Y hasta aquí puedo leer. Adriana y Helena tendrán que bucear bien hondo para encontrar la naturaleza de sus verdaderos sentimientos. Y, como siempre, luchar. Contra el miedo principalmente, cosa que sucede a la mayor parte de la gente. A continuación una cita sobre este aspecto, que no me he podido resistir a reproducir:

  • A veces es difícil luchar contra el miedo.
  • No luches con él, la mayoría de las veces es suficiente con que lo reconozcamos, basta con dejarlo a un lado, es parte de las defensas de tu equipo, lo has creado tú y sólo intenta servirte del único modo que sabe. Busca un atajo en el que no te encuentres de bruces con él. Dale unas merecidas vacaciones a tu miedo”.

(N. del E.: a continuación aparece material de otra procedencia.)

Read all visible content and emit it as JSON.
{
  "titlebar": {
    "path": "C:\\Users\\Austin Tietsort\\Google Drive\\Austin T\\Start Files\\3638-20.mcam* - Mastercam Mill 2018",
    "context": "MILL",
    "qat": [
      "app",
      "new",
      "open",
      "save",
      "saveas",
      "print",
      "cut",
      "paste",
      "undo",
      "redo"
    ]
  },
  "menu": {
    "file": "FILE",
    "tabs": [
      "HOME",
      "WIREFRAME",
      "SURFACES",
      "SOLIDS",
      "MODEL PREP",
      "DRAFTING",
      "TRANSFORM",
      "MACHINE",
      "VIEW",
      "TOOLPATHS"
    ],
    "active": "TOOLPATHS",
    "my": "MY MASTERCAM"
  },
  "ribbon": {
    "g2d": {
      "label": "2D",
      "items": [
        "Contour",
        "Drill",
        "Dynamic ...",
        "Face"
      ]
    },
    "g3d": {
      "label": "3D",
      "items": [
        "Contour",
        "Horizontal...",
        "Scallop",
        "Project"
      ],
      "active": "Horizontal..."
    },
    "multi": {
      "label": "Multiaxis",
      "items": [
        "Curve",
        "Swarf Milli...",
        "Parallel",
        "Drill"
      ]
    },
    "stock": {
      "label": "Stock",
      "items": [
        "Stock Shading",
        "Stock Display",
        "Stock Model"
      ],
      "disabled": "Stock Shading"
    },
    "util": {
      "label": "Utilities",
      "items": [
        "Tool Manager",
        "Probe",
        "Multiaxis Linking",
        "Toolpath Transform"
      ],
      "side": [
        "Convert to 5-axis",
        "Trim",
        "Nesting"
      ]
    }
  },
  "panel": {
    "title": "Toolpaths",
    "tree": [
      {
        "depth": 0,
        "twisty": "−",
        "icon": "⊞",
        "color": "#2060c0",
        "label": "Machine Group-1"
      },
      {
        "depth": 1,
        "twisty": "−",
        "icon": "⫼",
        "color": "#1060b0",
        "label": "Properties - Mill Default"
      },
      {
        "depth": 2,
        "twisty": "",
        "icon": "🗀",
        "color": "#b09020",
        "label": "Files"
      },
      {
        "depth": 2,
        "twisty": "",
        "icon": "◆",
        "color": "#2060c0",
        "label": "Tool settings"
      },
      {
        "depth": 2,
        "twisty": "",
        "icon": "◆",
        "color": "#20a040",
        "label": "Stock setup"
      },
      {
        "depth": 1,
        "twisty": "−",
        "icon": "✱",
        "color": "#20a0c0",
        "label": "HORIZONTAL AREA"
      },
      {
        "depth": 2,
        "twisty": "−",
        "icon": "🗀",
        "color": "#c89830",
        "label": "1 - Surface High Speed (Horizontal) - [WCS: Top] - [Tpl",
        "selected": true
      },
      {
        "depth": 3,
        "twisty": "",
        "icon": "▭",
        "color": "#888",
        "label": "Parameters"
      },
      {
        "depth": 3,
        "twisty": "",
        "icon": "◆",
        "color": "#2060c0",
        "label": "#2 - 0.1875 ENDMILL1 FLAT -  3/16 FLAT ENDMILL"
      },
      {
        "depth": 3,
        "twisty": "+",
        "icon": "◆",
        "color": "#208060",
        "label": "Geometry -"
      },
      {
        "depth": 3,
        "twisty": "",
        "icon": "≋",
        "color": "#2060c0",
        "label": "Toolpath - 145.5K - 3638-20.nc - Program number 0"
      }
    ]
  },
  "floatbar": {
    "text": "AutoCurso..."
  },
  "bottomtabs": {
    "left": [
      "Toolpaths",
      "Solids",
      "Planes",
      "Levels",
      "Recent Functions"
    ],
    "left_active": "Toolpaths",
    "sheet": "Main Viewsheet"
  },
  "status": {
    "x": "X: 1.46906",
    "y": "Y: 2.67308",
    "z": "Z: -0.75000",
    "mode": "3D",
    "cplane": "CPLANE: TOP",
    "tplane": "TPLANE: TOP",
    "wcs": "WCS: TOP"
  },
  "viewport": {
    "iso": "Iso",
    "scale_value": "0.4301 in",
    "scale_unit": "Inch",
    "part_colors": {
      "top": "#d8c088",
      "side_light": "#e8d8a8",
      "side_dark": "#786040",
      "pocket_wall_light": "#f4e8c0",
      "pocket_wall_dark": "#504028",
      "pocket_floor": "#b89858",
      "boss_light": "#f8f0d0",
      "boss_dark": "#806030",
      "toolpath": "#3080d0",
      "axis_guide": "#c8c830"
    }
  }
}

¿Qué os parece? ¿Buen o mal consejo?

La novela es muy agradable de leer, tiene ritmo y se avanza con facilidad. En cuanto al argumento, no está saturado de tópicos y resulta bastante verosímil. Tiene su punto de profundidad, con reflexiones dignas de ser tenidas en cuenta. Resumiendo, es un libro lésbico con el contenido justo para tener densidad, pero sin hacerse pesado. La historia es bonita, con su pizca de intriga; deja un buen sabor de boca. Que la disfrutéis, si os apetece.

Edición que cito: KOAN, M. Cada vez que no me miras. Ed. Los Libros del Sábado (1 diciembre 2012). Edición Kindle.